24 In the light of all those considerations, the competent authority cannot be considered to have discretion to issue a marketing authorization under the abridged procedure where the scientific literature in the public domain concerning one of the tests required by the Annex to Directive 75/318 is incomplete. In such a case, the conditions laid down in point (8)(a)(ii) of the second paragraph of Article 4 of Directive 65/65, as amended, have not been satisfied and the application for authorization cannot be dealt with under the abridged procedure.

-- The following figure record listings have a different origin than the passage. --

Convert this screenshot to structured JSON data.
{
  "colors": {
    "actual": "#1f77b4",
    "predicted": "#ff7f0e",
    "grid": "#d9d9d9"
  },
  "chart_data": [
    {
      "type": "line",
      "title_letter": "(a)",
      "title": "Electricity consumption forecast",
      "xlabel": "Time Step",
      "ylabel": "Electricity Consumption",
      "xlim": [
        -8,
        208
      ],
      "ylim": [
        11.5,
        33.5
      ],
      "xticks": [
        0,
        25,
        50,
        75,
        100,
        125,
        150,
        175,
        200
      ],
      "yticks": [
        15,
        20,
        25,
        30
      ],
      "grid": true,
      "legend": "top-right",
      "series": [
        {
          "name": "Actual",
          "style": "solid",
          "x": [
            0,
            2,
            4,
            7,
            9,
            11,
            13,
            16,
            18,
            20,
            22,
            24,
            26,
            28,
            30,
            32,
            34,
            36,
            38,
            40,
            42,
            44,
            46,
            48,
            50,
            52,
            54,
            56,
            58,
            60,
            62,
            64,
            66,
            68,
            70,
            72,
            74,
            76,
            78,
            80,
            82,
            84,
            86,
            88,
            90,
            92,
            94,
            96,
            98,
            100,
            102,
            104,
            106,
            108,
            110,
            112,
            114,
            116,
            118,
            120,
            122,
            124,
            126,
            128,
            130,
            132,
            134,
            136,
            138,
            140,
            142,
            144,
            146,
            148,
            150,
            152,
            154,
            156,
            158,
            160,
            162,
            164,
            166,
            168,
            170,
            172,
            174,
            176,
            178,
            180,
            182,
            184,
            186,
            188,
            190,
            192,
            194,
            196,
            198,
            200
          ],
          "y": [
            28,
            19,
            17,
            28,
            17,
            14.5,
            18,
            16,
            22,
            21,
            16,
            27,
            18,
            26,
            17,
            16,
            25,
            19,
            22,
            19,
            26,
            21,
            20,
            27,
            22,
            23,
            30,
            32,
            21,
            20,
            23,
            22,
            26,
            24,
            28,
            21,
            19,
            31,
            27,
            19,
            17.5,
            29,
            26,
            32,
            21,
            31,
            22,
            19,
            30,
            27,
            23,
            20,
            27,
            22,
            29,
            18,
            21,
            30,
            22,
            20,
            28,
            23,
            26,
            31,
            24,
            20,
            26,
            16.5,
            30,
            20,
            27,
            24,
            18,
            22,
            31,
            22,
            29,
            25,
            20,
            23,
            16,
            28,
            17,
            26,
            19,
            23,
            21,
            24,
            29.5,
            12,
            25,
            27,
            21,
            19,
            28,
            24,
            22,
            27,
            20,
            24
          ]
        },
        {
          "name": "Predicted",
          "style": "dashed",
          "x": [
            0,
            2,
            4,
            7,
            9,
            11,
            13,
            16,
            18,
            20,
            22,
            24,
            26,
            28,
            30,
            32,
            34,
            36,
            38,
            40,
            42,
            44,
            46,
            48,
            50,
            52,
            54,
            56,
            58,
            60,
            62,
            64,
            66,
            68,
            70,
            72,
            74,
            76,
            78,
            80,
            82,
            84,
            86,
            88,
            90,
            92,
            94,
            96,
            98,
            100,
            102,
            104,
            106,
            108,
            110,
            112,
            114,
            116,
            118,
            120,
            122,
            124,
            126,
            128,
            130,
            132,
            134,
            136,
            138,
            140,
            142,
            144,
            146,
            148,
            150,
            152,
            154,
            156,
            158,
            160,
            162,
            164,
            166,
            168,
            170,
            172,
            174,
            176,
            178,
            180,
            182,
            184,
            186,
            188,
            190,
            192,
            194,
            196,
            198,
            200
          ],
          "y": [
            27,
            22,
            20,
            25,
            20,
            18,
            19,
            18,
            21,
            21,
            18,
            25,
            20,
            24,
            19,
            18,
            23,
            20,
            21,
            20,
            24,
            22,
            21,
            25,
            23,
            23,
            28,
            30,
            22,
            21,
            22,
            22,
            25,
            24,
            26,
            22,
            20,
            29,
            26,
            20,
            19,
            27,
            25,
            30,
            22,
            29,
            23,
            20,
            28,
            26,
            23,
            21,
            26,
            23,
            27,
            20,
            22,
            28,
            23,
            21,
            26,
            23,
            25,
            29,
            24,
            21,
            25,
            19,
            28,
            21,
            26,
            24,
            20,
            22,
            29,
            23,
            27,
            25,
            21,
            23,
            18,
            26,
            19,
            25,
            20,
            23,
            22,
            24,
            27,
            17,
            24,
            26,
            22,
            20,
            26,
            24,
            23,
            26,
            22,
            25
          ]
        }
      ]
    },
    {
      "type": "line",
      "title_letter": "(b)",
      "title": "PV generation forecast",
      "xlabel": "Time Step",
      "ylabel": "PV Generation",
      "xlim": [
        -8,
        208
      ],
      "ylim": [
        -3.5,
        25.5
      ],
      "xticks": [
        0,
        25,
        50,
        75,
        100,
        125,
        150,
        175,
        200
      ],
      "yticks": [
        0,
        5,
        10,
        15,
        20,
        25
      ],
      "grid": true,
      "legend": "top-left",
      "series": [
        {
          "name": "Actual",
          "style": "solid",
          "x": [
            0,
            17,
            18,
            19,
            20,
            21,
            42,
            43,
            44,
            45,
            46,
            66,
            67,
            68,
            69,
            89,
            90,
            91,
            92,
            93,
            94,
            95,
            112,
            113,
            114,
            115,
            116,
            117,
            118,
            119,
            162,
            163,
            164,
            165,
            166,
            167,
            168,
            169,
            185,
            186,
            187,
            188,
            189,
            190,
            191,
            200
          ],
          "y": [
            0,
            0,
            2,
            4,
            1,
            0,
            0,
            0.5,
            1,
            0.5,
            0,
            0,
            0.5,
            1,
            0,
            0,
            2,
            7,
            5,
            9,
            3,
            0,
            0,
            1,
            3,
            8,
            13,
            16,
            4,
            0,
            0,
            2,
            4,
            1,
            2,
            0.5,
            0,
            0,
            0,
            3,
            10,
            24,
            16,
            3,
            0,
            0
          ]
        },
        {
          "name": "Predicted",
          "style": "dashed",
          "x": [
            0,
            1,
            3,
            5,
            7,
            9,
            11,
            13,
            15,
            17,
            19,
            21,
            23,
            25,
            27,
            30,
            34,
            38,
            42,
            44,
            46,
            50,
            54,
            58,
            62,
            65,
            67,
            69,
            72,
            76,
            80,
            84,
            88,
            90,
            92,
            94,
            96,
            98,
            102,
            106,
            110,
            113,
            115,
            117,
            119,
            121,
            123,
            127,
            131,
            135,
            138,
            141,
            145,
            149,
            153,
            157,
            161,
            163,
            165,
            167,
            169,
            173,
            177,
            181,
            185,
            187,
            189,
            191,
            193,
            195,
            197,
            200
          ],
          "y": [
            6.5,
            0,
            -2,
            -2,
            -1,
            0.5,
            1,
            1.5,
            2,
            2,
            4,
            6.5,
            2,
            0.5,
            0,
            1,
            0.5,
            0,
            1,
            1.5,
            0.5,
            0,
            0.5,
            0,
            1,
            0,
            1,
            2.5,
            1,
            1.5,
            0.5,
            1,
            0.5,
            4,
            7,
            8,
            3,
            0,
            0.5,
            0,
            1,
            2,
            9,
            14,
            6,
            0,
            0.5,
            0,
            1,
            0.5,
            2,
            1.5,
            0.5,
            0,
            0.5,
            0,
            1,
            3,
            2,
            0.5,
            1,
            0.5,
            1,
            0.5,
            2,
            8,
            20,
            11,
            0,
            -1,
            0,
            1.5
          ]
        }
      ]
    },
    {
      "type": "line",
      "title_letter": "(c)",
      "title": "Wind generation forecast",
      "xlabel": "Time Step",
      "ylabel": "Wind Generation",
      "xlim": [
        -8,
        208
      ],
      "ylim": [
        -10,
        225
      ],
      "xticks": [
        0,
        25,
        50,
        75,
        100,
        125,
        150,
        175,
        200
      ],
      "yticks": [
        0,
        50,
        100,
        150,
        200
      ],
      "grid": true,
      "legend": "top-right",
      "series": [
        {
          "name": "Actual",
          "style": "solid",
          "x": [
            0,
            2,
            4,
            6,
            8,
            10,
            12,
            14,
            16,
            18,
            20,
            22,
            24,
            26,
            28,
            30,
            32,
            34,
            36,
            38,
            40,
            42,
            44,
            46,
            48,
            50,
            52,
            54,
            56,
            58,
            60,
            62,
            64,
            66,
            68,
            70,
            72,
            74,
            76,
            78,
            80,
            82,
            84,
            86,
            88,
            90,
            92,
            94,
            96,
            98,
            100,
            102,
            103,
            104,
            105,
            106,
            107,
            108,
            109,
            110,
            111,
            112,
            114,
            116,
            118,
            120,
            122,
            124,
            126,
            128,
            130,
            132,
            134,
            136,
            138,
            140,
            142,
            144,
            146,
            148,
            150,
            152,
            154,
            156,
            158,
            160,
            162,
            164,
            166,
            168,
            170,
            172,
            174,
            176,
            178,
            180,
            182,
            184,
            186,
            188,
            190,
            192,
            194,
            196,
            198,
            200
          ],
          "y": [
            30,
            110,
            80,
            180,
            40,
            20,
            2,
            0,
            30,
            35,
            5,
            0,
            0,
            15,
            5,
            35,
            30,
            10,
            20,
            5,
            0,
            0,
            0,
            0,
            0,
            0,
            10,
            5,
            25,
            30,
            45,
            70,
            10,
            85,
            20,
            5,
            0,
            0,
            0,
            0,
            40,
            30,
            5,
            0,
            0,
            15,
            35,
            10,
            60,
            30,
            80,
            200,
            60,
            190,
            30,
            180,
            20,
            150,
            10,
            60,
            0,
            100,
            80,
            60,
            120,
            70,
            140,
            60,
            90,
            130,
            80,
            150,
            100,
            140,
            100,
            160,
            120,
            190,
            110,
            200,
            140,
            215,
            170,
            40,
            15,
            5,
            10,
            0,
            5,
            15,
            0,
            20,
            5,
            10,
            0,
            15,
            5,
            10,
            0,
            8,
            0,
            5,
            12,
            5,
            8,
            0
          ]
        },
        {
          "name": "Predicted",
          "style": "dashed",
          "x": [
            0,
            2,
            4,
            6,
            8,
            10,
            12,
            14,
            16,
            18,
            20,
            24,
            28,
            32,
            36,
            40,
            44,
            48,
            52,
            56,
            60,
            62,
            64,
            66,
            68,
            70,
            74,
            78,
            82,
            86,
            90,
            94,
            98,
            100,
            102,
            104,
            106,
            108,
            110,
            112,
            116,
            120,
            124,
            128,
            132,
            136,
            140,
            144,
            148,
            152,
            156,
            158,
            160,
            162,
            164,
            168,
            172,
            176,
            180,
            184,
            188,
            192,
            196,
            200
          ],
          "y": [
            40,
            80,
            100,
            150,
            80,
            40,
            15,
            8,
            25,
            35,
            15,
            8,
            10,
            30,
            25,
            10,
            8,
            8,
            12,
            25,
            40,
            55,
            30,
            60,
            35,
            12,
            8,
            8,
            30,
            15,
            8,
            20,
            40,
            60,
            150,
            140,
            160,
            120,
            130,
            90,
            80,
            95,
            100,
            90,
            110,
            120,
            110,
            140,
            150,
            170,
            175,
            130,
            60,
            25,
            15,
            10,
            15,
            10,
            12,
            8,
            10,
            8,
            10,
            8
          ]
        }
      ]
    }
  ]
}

25 On a proper construction, therefore, point (8)(a)(ii) of the second paragraph of Article 4 of Council Directive 65/65, as amended by Directive 87/21, means that a national authority with competence to issue an authorization to place a medicinal product on the domestic market may not issue such authorization where the particulars and documents submitted in support of the application for an authorization do not contain detailed references to published scientific literature presented in accordance with each of the requirements laid down in Parts 2 and 3 of the Annex to Directive 75/318 and where those documents do not comprise experts' reports complying with each of the requirements laid down in Articles 1 and 2 of Directive 75/319.

Decision on costs


Costs

26 The costs incurred by the French Government and the United Kingdom and by the Commission of the European Communities, which have submitted observations to the Court, are not recoverable. Since these proceedings are, for the parties to the main proceedings, a step in the proceedings pending before the national court, the decision on costs is a matter for that court.

Operative part


On those grounds,

THE COURT (Sixth Chamber),

in answer to the questions referred to it by the Divisional Court of the Queen' s Bench Division of the High Court of Justice by order of 8 November 1993, hereby rules:

On a proper construction, point (8)(a)(ii) of the second paragraph of Article 4 of Council Directive 65/65/EEC of 26 January 1965 on the approximation of provisions laid down by law, regulation or administrative action relating to proprietary medicinal products, as amended by Council Directive 87/21/EEC of 22 December 1986, means that a national authority with competence to issue an authorization to place a medicinal product on the domestic market may not issue such authorization where the particulars and documents submitted in support of the application for an authorization do not contain detailed references to published scientific literature presented in accordance with each of the requirements laid down in Parts 2 and 3 of the Annex to Council Directive 75/318/EEC of 20 May 1975 on the approximation of the laws of Member States relating to analytical, pharmaco-toxicological and clinical standards and protocols in respect of the testing of proprietary medicinal products, and where those documents do not comprise experts' reports complying with each of the requirements laid down in

Articles 1 and 2 of Council Directive 75/319/EEC of 20 May 1975 on the approximation of provisions laid down by law, regulation or administrative action relating to proprietary medicinal products.